91TV

Recommendations

Recommendation 1

Land use decision-making needs to embrace a multifunctional approach that considers multiple market and non-market land-based outputs.

A multifunctional approach considers simultaneously all the market (such as food, timber and energy crops) and largely non-market (such as biodiversity habitats, carbon sequestration, flood alleviation and recreation) products and services provided by the land. It considers trade-offs and synergies between different outputs and suggests how landscapes can be designed to increase benefits to multiple stakeholders, from individual landowners to society. It informs which outputs can best be produced in the same place, and which are best separated. It takes into account the spatial structure of the landscape so that benefits such as connected biodiversity habitats or upstream flood water retention can be realised. This, combined with evidence and analysis from the economic and social sciences, provides critical input into the political processes leading to landscape decisions.

Recommendation 2

Research and innovation is needed to improve the sustainable productivity of all land-based outputs.

In the past, land-based research has tended to concentrate on increasing the productivity and profitability of farming, forestry and other activities that produce goods with market value. This needs to continue but be expanded in three ways. The first is taking a multifunctional perspective, increasing the efficiency with which all landscape outputs are produced, not just those providing an immediate financial return. Second, much greater attention to sustainability is required – for example, reducing, eliminating or even reversing the negative environmental effects of farming, forestry and other activities. Third, more research on reducing negative trade-offs and maximising synergies between different landscape functions is needed. Land is finite and all land must be highly productive when production is interpreted to include all potential market and non-market outputs. Key areas of science that will contribute to meeting these aims are explored in this report, many of which span disciplinary boundaries.

Recommendation 3

New infrastructure will be needed to provide skills, training and advice for land managers to enable them to adapt their businesses and thrive on delivering multiple outputs from their land.

Managing multifunctional landscapes will require new skills and new sources of information and advice that are not currently available, or are in short supply. Skills shortages are already a limiting factor in the delivery of environmental projects and the transition to sustainable agricultural practices.

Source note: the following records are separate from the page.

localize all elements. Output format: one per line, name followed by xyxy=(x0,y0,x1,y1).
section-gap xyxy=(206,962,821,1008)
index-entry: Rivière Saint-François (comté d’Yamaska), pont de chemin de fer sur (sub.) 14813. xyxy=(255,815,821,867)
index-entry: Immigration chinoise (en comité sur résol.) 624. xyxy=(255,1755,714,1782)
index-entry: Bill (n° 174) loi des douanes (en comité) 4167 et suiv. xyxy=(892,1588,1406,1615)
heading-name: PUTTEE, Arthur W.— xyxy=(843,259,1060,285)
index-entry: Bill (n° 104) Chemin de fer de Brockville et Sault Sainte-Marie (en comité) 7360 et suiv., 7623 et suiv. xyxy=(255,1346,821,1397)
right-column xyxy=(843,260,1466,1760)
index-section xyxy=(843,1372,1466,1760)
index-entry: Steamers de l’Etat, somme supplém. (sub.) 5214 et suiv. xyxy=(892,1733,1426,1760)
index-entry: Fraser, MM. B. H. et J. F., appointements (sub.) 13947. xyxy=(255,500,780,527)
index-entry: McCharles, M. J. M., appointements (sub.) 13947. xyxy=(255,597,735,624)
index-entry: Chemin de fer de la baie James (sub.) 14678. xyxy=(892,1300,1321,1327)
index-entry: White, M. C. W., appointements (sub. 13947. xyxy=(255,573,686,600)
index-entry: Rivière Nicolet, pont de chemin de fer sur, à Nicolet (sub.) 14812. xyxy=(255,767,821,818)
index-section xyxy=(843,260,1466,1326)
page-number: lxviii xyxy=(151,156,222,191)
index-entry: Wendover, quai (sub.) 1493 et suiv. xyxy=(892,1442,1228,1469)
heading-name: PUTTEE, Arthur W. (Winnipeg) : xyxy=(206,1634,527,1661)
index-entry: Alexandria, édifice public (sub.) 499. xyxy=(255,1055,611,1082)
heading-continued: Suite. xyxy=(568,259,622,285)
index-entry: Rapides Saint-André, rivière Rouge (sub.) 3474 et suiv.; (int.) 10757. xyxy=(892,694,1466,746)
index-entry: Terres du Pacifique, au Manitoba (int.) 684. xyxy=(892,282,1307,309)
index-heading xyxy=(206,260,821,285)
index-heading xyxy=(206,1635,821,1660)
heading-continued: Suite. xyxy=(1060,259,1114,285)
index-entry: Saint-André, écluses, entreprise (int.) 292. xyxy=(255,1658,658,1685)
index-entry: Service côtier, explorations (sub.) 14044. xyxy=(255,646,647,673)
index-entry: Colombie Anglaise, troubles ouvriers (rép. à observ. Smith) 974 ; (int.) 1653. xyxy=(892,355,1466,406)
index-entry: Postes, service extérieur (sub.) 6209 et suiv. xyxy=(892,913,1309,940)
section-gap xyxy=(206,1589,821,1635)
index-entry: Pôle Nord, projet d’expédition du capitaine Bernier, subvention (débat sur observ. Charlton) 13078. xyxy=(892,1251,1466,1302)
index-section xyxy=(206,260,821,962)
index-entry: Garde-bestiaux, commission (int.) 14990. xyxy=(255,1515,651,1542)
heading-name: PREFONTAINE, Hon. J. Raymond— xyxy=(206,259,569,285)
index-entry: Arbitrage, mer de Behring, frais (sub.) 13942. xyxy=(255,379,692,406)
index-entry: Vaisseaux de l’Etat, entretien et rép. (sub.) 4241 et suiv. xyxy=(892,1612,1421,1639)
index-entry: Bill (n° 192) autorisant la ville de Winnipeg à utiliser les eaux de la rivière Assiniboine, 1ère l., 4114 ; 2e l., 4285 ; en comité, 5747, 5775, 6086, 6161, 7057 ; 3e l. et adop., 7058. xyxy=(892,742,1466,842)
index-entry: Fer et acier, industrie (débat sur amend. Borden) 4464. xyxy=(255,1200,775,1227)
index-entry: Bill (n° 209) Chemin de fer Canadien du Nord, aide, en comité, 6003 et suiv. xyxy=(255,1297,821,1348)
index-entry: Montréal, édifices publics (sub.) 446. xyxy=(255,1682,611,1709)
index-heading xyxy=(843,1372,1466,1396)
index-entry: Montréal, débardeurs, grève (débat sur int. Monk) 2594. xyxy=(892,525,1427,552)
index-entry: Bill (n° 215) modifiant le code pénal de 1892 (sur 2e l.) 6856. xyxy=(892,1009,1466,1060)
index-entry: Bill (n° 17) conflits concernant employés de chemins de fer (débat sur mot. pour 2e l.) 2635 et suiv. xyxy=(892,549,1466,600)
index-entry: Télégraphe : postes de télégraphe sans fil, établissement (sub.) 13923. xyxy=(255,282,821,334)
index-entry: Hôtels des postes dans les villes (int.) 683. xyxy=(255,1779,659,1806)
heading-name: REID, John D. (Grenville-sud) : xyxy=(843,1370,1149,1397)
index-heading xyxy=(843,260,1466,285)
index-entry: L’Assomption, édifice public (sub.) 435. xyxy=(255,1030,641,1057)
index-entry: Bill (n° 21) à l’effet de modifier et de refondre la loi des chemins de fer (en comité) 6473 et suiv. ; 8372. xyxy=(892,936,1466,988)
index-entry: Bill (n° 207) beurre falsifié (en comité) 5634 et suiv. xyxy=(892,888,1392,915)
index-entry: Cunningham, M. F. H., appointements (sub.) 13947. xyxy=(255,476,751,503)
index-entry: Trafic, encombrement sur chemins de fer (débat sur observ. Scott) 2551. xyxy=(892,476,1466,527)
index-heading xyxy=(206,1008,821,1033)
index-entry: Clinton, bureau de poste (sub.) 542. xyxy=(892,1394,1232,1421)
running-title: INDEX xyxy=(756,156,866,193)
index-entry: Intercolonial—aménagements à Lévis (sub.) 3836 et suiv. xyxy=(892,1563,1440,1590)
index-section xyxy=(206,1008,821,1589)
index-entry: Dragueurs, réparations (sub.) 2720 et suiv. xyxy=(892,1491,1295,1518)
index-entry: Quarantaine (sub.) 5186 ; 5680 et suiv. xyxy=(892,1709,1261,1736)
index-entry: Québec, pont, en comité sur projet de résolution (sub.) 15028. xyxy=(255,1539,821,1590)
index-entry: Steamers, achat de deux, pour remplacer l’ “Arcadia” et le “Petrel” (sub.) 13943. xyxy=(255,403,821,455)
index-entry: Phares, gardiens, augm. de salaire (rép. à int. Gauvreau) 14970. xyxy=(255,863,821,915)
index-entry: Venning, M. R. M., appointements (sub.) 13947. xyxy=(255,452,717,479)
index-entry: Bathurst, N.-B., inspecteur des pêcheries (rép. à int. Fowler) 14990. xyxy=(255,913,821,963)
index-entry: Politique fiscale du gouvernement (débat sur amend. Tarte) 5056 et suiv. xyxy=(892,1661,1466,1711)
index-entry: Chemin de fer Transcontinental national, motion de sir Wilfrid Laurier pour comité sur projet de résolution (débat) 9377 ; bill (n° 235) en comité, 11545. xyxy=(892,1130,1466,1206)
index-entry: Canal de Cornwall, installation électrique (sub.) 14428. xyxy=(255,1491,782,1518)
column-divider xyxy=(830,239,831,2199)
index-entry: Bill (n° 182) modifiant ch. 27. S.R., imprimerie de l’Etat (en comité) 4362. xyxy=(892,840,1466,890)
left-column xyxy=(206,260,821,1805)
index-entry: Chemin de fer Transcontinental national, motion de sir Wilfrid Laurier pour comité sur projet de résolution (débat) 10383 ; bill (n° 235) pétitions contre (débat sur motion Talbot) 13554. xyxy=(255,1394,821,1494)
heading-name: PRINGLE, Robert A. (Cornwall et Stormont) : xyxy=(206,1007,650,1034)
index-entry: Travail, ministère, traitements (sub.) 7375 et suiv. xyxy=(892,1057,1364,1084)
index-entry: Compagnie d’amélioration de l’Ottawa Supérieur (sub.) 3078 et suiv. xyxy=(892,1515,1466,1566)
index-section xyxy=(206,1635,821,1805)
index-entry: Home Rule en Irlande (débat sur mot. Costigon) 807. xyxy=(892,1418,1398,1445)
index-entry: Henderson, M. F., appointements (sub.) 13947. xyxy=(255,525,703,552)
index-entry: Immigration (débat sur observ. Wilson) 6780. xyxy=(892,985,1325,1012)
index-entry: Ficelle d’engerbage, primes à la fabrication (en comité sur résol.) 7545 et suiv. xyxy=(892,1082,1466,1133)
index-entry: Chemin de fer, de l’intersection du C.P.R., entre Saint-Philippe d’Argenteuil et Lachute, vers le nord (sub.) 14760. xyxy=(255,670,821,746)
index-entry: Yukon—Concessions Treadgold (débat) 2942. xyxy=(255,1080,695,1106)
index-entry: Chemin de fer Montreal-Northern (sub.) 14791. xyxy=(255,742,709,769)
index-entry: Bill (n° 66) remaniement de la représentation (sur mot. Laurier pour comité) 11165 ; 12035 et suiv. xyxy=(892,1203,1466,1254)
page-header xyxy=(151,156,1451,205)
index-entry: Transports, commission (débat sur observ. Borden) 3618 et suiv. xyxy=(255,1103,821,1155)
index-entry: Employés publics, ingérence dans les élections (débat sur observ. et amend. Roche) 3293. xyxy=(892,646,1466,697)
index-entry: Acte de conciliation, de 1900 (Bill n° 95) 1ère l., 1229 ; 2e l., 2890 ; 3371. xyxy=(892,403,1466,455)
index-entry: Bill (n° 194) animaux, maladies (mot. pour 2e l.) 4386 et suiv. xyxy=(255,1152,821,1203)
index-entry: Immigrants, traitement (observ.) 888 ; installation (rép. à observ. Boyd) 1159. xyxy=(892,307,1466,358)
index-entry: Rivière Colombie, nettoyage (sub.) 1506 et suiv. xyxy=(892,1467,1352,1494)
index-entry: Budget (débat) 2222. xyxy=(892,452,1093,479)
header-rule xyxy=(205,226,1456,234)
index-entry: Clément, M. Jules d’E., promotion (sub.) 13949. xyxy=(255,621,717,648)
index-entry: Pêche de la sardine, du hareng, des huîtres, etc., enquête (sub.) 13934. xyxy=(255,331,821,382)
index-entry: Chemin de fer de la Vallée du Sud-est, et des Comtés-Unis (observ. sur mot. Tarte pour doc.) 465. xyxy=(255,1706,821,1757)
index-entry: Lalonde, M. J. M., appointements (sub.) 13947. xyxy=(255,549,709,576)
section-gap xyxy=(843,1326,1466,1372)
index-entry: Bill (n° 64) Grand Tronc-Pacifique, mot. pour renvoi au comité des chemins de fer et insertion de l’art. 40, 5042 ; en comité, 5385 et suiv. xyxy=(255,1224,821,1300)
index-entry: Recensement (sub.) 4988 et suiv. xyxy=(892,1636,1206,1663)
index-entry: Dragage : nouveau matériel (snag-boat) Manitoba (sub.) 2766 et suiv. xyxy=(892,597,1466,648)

Without training, land managers risk not being able to capitalise on the opportunities open to them, and the UK risks not having the right skills in its workforce to deliver important land-based policy commitments. Alongside skills development, innovation diffusion and technology transfer will be key to increasing productivity and will pave the way for enterprising land managers and new entrants to access new or enhanced income streams. Land managers will also require access to good quality, trusted advice as they make decisions about which management interventions to make where and when. Existing sources of advice are poorly designed to meet these needs. Innovative models of advice from private and public sources should be explored, especially with regard to increasing the provision of non-market outputs from land.

Recommendation 4

A novel data science-driven approach is needed to develop a high-quality common evidence base to underpin land use decisions.

Decision-making in multifunctional landscapes will benefit from integration of information about all aspects of landscapes including farm and forestry outputs, biophysical data (such as topography, climate, soils and biodiversity) and ecosystem services, as well as socioeconomic data such as land values, land ownership and livelihoods dependent on land-based-activities. Some of this information is available but is of variable quality, relevance, timeliness and accessibility. A more strategic national approach to land-based information, with clear data standards and protocols and creation of a common evidence platform, would empower decision-makers with a consistent set of science-based inputs from which to negotiate land use decisions. It would also facilitate the incorporation of new data streams made available by technological advances. Consistent and scientifically robust baselines, metrics and systematic monitoring programmes are needed to better understand the state of landscapes and what they are being used for, and to track progress towards meeting policy objectives.

Recommendation 5

The UK countries should develop and coordinate spatially explicit national land use frameworks to ensure coherence across different areas of land use policy and between national and local scales.

It is important that decision-makers can judge whether different policy commitments involving land use (for example, on food production, tree-planting, housing and biodiversity conservation) are compatible. This requires an overarching decision-making framework within which potentially competing commitments can be reconciled against one another. This report suggests a series of principles to help guide the construction of such frameworks in the UK countries: well-designed national land use frameworks should be based on robust data and analytics and developed in a transparent way to build trust across multiple stakeholders. They should ensure policy coherence at the national level and avoid policy incompatibilities, for example committing the same land to multiple incompatible functions. They can help to maximise returns on public investment in land-based activities as well as direct private green finance to where it is most needed. Frameworks should be spatially structured to facilitate decision-making at multiple geographic scales and to reconcile rural and urban planning decisions. They need to be flexible enough to evolve and improve as the evidence or policy needs change, and be in place long enough that individual land managers can use them to inform their own management and investment decisions. Different countries within the UK would benefit from coordinating their frameworks and using compatible methodologies.